I am new to QuantConnect and coming from an older trading platform. I chose QuantConnect because it offers support for multiple languages and ability to trade different types of instruments including equity, futures, and options. In an attempt to acquaint myself with the platform, I wanted to write a simple python algorithm which accesses historical data for an indicator. 

To save historical data in QuantConnect, one needs to use the abstract RollingWindow class. To store indicator values, one must create a custom class which is instantiated and appended with each indicator update. Later, one can access historical values by simply indexing the RollingWindow object. A great C# example is available on the Community forum.
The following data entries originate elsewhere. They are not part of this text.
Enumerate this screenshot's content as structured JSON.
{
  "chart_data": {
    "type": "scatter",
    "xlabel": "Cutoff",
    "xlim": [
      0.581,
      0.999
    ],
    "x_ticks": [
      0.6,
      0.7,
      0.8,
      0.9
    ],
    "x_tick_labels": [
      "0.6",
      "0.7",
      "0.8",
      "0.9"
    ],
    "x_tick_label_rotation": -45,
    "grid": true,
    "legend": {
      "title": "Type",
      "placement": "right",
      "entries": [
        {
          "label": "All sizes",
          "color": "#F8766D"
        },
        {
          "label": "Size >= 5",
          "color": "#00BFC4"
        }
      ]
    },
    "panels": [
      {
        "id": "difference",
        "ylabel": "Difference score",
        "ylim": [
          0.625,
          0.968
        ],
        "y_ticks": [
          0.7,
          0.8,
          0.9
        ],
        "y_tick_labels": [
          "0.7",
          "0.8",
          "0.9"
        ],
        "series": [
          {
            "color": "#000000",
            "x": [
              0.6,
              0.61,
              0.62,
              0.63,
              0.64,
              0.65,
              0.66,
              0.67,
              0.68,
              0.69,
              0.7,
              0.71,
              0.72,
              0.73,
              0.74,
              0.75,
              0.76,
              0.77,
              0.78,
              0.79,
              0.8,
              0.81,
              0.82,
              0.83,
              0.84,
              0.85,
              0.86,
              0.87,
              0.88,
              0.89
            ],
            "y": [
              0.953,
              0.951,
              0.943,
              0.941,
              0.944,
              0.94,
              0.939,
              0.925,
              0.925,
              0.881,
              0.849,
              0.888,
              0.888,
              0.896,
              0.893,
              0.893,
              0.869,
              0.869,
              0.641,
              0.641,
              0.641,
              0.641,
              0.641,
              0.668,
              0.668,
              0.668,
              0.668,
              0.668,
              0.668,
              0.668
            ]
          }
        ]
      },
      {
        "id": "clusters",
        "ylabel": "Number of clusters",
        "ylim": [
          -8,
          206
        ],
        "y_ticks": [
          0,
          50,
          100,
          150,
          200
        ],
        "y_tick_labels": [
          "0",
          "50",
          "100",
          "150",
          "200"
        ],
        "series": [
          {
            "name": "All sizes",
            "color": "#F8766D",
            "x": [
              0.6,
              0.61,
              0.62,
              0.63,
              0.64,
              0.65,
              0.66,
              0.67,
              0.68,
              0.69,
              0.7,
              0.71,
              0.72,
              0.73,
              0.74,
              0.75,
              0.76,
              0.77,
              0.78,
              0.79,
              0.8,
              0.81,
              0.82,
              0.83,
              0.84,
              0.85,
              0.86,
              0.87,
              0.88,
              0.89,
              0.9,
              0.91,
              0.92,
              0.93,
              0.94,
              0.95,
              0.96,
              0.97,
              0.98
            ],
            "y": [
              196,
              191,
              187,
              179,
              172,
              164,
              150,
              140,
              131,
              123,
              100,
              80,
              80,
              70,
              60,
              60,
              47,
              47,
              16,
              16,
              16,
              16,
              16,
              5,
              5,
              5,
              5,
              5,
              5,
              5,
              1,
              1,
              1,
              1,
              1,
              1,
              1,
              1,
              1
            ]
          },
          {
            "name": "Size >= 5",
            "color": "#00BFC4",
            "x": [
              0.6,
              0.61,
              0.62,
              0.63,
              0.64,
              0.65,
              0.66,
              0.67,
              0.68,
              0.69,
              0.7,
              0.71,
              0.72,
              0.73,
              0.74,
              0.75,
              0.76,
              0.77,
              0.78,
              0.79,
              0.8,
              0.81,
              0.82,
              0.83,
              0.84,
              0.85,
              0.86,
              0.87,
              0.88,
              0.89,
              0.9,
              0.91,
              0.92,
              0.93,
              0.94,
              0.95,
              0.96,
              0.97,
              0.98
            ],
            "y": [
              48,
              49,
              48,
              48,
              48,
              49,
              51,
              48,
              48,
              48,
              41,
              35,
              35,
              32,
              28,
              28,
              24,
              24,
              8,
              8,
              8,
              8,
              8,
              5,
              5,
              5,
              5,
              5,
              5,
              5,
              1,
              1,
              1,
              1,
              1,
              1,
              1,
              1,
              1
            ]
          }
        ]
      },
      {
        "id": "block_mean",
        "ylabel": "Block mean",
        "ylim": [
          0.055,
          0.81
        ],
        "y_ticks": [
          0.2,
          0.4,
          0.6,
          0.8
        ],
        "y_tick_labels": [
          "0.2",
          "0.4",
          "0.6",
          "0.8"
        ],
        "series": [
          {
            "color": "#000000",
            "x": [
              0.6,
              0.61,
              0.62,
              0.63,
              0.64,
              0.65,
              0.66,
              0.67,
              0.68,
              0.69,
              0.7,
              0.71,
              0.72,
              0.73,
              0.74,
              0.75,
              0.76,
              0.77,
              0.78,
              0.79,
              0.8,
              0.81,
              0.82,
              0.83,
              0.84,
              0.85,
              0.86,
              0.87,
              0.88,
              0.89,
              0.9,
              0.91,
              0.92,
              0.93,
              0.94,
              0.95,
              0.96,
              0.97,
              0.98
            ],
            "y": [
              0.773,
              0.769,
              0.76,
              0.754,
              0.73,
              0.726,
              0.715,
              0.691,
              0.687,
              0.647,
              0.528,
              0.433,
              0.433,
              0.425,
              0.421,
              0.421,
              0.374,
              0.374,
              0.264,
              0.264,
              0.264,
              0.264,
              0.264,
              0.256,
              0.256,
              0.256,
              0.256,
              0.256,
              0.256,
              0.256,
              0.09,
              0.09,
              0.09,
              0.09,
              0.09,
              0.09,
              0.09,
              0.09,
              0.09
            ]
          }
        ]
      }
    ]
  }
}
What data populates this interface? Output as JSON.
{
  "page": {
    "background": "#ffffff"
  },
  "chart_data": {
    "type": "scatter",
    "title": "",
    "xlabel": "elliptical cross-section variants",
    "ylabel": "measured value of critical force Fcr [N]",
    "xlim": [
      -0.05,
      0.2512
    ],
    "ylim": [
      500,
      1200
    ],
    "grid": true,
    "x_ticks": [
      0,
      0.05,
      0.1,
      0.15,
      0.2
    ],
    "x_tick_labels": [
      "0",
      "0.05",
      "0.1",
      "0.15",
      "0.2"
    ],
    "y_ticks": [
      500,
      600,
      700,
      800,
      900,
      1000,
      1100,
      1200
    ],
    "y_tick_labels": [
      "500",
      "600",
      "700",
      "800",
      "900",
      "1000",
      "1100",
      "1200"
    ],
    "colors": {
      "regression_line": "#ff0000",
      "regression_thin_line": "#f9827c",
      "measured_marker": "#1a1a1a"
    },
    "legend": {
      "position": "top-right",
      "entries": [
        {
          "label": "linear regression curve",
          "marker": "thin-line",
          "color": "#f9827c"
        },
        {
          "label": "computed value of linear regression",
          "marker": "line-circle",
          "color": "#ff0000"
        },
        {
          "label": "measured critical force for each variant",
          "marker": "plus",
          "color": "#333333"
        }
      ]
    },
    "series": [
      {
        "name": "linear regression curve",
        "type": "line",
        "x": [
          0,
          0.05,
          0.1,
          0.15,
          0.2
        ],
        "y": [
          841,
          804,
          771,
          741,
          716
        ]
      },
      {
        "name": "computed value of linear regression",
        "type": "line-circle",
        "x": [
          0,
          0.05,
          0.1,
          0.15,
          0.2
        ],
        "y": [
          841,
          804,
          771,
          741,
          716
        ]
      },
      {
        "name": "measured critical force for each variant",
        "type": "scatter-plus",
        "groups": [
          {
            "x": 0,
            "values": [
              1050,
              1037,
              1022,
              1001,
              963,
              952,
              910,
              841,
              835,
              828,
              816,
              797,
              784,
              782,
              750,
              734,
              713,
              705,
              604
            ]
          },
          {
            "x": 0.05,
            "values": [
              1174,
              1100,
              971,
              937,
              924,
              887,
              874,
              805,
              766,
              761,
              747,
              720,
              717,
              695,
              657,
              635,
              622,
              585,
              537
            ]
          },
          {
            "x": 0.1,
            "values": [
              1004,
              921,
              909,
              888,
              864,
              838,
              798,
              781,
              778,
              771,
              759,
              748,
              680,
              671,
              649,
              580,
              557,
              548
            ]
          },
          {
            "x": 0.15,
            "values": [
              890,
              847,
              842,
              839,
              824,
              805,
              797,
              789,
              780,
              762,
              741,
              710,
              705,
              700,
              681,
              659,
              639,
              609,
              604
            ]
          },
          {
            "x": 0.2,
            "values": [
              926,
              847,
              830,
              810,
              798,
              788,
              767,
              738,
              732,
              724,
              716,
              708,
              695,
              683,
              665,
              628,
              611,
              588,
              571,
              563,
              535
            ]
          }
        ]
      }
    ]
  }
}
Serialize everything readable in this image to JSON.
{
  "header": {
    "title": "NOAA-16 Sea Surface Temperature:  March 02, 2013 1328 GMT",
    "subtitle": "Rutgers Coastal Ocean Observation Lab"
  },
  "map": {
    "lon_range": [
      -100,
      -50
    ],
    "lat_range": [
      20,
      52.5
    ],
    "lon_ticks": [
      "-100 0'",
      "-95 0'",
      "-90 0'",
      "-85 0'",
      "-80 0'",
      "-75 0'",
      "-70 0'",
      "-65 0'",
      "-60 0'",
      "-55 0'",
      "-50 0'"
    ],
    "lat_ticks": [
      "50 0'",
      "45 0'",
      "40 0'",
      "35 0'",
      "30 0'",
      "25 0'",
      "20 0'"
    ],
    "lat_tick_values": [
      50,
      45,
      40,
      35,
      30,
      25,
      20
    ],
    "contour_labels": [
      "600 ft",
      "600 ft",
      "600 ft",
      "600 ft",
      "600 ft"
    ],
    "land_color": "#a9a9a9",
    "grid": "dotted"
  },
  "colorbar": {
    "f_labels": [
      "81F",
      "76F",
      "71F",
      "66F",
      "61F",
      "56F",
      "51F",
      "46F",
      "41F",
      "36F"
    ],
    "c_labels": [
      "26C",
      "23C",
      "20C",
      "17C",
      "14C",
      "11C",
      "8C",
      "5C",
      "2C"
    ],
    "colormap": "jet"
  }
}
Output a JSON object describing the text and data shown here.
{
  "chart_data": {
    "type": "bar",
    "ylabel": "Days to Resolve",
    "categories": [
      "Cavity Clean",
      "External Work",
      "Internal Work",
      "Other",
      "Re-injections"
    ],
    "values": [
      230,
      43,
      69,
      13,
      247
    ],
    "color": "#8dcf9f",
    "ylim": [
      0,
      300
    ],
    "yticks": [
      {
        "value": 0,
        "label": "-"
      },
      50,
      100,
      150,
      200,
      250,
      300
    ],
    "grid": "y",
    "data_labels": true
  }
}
When I tried to create my algorithm, I learned the RollingWindow class does not support custom class types in python at this time.  Given python's vast library, I was able to find a workaround using python's collections.deque (pronounced "deck") class.

The deque class offers a method to prepend a python list with each new value. Prepending will store the most recent value in the first element of the list, while the oldest value is stored in the last element of the list. If I had a deque object labeled MacdHist, then I could retrieve the MACD values 5 bars ago using the notation, MacdHist[5].  

According to the python documentation, prepending the list using the deque method can be accomplished without significant performance impact, but I have not tested the actual performance myself. To ensure that the list does not grow unnecessarily large, I specify the maximum length of the list during instantiation of the deque object.

In my algorithm, I created a custom class, MacdState, which stores all the values associated with the MACD.   Each time the MACD is updated, the platform will call my macdUpdated function.  In this function, I  instantiate a new MacdState class and prepend the resulting object to the deque object, MacdHist. Each time the MacdState class is instantiated, it stores the lastest MACD value.

In the OnData function,  with each bar update, I check whether the MACD  has crossed above zero by accessing the current and previous MACD values stored in MacdHist. If crossed, I enter a long position.  If I am in a position and the most recent MACD value drops below zero, I liquidate the position.

I hope this example helps others who need to store historical values for their indicators when using python.